Demeyer v. Archdiocese of Detroit

Annotate this Case

608 N.W.2d 810 (2000)

Declan DEMEYER, Plaintiff-Appellant, v. ARCHDIOCESE OF DETROIT, Archbishop Adam Maida, Archbishop Gumbleton, Archbishop Edmund Szoka, Sacred Heart Parish, Sacred Heart School, Sacred Heart Seminary, Our Lady of Loretto School, Our Lady of Loretto Rectory, Our Lady of Loretto Parish, Defendants-Appellees, and Gerald Shirilla, Defendant.

Docket No. 114115, COA No. 189716.

Supreme Court of Michigan.

March 31, 2000.

On order of the Court, the application for leave to appeal from the January 19, 1999, decision of the Court of Appeals is considered, and it is DENIED, because we are not persuaded that the question presented should be reviewed by this Court.

WEAVER, C.J, concurs and states as follows:

I agree with the decision to deny leave to appeal in this case because the Court of Appeals reached the correct result, albeit for the wrong reasons.

The Court of Appeals, in its opinion on remand, said that footnote fifteen of Lemmerman v. Fealk, 449 Mich. 56, 534 N.W.2d 695 (1995) only addressed the retroactivity of Lemmerman.[1] This interpretation is incorrect. At footnote 15 in Lemmerman, a majority of this Court stated that it did not reach the question whether the statute of limitations should be tolled by allegations of repressed memory in tort suits evolving from sexual assaults when the defendant had made express, unequivocal admissions of sexual conduct with the plaintiff.[2] Although led astray in its interpretation of footnote 15 in Lemmerman, the Court of Appeals nevertheless reached the correct result here.

In the instant case the defendant's admissions were not the sort of express, unequivocal admission of sexual conduct found in Meiers-Post v. Schafer, 170 Mich.App. 174, 427 N.W.2d 606 (1988), and Nicolette v. Carey, 751 F. Supp. 695 (W.D.Mich., 1990). Thus this case does not allow the court to consider the question expressly not resolved in Lemmerman, whether the statute of limitations should be tolled in those repressed memory tort cases, with actions based on sexual assaults, in which the defendant has made express and unequivocal admissions of sexual conduct with the plaintiff when the plaintiff was a minor.

MARILYN J. KELLY, J., concurs with the statement of WEAVER, C.J.

CORRIGAN and YOUNG, Jr., JJ., not participating.

NOTES

[1] It did so because it was required to follow Guerra v. Garratt, 222 Mich.App. 285, 564 N.W.2d 121 (1997).

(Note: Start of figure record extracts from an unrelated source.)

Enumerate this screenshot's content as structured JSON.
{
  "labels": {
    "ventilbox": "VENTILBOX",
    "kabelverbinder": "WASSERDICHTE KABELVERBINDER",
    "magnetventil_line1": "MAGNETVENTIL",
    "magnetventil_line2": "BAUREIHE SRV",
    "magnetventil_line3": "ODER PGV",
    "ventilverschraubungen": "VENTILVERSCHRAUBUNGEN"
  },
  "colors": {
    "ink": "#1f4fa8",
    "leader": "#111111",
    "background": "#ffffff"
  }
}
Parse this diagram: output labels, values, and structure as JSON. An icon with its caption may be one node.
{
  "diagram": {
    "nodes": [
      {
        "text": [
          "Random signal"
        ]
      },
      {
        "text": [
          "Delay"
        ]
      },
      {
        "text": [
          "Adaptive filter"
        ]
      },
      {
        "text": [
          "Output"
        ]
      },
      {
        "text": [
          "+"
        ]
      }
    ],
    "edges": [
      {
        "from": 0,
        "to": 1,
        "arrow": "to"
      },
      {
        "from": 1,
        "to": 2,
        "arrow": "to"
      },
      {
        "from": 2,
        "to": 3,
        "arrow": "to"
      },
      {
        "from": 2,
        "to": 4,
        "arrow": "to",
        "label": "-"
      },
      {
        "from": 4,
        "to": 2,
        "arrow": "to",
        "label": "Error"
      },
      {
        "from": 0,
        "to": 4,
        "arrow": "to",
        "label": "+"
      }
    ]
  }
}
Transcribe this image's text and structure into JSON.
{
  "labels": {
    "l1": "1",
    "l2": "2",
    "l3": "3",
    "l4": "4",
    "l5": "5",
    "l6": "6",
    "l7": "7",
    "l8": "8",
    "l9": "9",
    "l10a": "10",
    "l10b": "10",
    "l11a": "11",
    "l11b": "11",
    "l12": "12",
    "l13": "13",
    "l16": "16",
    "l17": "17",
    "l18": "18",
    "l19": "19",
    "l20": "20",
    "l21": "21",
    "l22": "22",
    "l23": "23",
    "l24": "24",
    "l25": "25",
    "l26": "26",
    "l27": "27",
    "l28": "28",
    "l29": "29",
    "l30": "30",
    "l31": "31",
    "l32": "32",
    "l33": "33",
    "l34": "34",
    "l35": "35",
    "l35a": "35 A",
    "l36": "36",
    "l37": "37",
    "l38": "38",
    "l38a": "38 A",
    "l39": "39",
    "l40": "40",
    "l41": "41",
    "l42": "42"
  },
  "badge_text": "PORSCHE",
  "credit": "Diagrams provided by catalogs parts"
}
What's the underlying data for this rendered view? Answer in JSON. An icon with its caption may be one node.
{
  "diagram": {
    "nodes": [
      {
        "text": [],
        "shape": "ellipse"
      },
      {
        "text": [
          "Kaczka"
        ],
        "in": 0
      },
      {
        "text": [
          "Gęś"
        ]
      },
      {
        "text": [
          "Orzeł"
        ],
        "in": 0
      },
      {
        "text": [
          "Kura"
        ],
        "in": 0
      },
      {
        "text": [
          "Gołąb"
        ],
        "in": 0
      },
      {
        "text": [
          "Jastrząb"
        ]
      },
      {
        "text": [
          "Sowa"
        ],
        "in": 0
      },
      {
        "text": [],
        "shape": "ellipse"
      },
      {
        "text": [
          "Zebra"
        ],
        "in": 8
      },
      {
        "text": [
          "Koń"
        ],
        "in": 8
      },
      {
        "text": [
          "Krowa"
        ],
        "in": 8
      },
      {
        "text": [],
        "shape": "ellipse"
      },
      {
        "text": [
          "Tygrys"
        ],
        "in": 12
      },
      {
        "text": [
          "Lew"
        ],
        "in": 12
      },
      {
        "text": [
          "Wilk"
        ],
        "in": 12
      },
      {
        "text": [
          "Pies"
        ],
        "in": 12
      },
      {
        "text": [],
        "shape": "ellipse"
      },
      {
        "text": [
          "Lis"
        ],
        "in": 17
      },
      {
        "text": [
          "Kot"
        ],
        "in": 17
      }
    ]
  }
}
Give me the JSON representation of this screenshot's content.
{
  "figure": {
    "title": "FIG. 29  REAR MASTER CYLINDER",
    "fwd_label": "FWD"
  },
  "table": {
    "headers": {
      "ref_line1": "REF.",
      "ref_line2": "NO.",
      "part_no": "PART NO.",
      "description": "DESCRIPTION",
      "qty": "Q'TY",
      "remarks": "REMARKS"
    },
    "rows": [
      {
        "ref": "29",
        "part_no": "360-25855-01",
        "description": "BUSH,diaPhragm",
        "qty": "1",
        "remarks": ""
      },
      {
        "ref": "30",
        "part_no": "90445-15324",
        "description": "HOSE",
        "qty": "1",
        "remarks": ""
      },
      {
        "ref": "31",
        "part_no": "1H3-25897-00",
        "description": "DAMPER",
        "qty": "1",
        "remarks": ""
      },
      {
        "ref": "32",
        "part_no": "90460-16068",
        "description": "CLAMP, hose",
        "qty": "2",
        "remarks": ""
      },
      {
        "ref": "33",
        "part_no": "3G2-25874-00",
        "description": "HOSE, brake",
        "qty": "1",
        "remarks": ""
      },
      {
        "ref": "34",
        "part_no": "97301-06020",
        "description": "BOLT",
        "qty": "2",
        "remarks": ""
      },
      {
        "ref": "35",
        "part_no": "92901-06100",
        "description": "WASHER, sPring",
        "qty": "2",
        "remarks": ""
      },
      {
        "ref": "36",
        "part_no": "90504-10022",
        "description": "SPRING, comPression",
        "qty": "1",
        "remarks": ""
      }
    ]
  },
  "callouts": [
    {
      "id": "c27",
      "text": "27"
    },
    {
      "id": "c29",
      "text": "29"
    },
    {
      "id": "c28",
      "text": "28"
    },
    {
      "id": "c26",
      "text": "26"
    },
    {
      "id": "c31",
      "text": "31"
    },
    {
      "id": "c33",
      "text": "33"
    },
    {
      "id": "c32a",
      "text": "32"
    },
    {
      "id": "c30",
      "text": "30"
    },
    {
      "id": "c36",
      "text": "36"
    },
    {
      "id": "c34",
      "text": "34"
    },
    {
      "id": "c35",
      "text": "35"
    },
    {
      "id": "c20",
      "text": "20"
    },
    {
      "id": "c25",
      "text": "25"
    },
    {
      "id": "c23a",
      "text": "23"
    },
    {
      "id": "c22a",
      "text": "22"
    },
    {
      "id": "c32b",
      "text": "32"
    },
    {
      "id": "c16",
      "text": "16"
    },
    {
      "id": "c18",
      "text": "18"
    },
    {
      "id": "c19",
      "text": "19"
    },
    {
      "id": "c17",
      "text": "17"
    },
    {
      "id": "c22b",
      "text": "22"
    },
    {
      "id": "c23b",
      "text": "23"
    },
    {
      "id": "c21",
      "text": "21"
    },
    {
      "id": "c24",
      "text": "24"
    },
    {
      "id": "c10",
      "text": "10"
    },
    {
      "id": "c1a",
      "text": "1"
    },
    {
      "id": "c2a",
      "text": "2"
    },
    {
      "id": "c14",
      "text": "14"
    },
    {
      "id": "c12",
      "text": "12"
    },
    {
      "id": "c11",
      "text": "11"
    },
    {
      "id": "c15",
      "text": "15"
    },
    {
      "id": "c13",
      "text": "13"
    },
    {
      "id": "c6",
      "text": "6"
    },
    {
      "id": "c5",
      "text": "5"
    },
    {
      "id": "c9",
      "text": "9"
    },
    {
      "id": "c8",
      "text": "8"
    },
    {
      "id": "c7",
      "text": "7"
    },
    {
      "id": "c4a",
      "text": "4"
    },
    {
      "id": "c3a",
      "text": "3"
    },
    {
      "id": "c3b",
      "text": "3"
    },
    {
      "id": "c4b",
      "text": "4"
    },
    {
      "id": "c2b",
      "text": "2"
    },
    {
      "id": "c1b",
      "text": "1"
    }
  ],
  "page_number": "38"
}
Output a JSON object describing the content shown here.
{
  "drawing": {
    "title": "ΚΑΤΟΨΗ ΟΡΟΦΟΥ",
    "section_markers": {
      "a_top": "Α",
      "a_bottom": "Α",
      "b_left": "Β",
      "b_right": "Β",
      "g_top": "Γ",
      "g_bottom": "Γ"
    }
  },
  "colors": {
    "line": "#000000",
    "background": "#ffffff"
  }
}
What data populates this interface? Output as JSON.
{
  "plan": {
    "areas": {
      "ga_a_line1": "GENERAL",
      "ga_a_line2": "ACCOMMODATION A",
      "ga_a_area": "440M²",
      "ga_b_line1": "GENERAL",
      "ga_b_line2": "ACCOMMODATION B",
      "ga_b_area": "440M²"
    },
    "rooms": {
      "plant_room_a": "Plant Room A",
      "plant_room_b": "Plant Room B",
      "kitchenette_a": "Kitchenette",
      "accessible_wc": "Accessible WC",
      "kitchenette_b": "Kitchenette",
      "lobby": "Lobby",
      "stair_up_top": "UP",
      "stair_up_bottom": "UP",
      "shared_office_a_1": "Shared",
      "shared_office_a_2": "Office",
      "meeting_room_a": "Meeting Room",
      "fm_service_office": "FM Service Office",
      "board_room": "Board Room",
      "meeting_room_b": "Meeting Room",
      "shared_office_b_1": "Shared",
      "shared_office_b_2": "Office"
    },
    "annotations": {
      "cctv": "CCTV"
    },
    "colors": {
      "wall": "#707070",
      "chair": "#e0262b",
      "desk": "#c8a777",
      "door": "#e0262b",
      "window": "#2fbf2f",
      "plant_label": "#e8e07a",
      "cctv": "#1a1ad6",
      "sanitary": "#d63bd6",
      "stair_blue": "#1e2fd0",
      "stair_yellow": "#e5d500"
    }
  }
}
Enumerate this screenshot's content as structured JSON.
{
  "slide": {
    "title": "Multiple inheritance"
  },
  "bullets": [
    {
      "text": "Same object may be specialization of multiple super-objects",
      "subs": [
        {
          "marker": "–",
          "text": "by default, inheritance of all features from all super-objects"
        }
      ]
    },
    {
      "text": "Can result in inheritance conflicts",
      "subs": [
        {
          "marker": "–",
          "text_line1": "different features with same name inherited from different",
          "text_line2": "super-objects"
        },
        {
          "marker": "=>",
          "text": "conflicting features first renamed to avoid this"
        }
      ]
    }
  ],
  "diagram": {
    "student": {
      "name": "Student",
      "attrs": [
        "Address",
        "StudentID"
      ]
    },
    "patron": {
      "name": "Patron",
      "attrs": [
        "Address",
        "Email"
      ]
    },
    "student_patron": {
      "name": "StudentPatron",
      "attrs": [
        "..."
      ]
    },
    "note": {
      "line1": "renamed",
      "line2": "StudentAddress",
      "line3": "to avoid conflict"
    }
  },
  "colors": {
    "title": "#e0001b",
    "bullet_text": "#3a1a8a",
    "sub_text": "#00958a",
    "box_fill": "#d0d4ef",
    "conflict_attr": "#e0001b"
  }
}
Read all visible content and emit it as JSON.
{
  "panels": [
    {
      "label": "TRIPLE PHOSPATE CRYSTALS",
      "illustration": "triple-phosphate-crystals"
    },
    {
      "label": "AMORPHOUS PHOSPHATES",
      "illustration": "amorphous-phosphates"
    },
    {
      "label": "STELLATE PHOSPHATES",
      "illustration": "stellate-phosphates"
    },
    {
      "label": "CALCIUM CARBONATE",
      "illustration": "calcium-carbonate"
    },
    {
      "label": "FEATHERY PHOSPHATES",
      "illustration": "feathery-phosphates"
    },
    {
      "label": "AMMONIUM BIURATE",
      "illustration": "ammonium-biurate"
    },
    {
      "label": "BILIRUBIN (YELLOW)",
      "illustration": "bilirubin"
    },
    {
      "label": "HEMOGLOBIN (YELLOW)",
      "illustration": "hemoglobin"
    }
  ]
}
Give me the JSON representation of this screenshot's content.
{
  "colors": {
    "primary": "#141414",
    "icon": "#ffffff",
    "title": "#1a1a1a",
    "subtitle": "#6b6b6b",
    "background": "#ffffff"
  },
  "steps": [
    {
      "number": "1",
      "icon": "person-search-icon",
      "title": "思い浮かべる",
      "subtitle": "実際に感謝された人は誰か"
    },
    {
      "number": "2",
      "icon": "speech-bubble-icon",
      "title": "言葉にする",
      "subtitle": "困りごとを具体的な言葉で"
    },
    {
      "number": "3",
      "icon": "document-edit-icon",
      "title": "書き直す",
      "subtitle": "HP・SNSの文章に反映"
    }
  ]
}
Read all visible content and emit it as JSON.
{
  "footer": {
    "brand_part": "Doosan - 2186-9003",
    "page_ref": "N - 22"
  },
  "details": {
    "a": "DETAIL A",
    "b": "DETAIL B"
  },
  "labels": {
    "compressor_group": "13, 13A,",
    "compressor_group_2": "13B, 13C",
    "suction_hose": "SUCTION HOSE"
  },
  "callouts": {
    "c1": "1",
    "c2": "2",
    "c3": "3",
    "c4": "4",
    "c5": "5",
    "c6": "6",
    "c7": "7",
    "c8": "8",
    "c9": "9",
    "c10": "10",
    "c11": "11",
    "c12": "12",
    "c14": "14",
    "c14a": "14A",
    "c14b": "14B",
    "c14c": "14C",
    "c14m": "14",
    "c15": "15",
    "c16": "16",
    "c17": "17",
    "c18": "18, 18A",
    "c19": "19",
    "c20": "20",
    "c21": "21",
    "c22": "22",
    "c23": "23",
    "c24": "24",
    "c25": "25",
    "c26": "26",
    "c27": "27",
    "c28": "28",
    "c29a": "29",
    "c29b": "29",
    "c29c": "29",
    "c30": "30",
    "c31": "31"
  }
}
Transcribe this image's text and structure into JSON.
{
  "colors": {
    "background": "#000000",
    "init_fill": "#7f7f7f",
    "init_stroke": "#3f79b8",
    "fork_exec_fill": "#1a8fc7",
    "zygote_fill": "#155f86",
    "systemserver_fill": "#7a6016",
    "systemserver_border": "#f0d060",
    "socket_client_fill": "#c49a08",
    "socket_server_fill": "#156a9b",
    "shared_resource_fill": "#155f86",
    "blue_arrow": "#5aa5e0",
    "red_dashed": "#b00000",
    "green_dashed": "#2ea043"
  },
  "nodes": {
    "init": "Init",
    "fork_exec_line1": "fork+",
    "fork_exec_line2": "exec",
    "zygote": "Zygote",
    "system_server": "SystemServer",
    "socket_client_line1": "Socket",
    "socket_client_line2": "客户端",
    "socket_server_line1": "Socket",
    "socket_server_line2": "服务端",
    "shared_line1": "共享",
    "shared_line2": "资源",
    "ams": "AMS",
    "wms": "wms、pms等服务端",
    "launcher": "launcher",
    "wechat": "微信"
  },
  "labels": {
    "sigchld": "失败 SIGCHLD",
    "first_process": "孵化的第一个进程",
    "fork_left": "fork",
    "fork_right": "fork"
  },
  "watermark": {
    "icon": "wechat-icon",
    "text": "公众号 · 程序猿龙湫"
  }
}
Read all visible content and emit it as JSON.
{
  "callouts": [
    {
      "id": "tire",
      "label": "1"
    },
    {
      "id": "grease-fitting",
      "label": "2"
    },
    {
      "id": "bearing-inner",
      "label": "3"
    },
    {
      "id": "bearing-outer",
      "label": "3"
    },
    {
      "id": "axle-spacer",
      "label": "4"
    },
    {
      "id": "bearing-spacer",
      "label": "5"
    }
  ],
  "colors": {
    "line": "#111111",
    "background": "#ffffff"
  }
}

[2] Footnote 15 reads as follows: "We do not address the result of those repressed memory cases wherein long-delayed tort actions based on sexual assaults were allowed to survive summary disposition because of the defendant's admissions of sexual conduct with the plaintiff when they were minors. Meiers-Post [v Schafer, 170 Mich.App. 174, 427 N.W.2d 606 (1988)]; Nicolette v. Carey, 751 F. Supp. 695 (W.D.Mich., 1990). Such express and unequivocal admissions take these cases outside the arena of stale, unverifiable claims with which we are concerned in the present cases."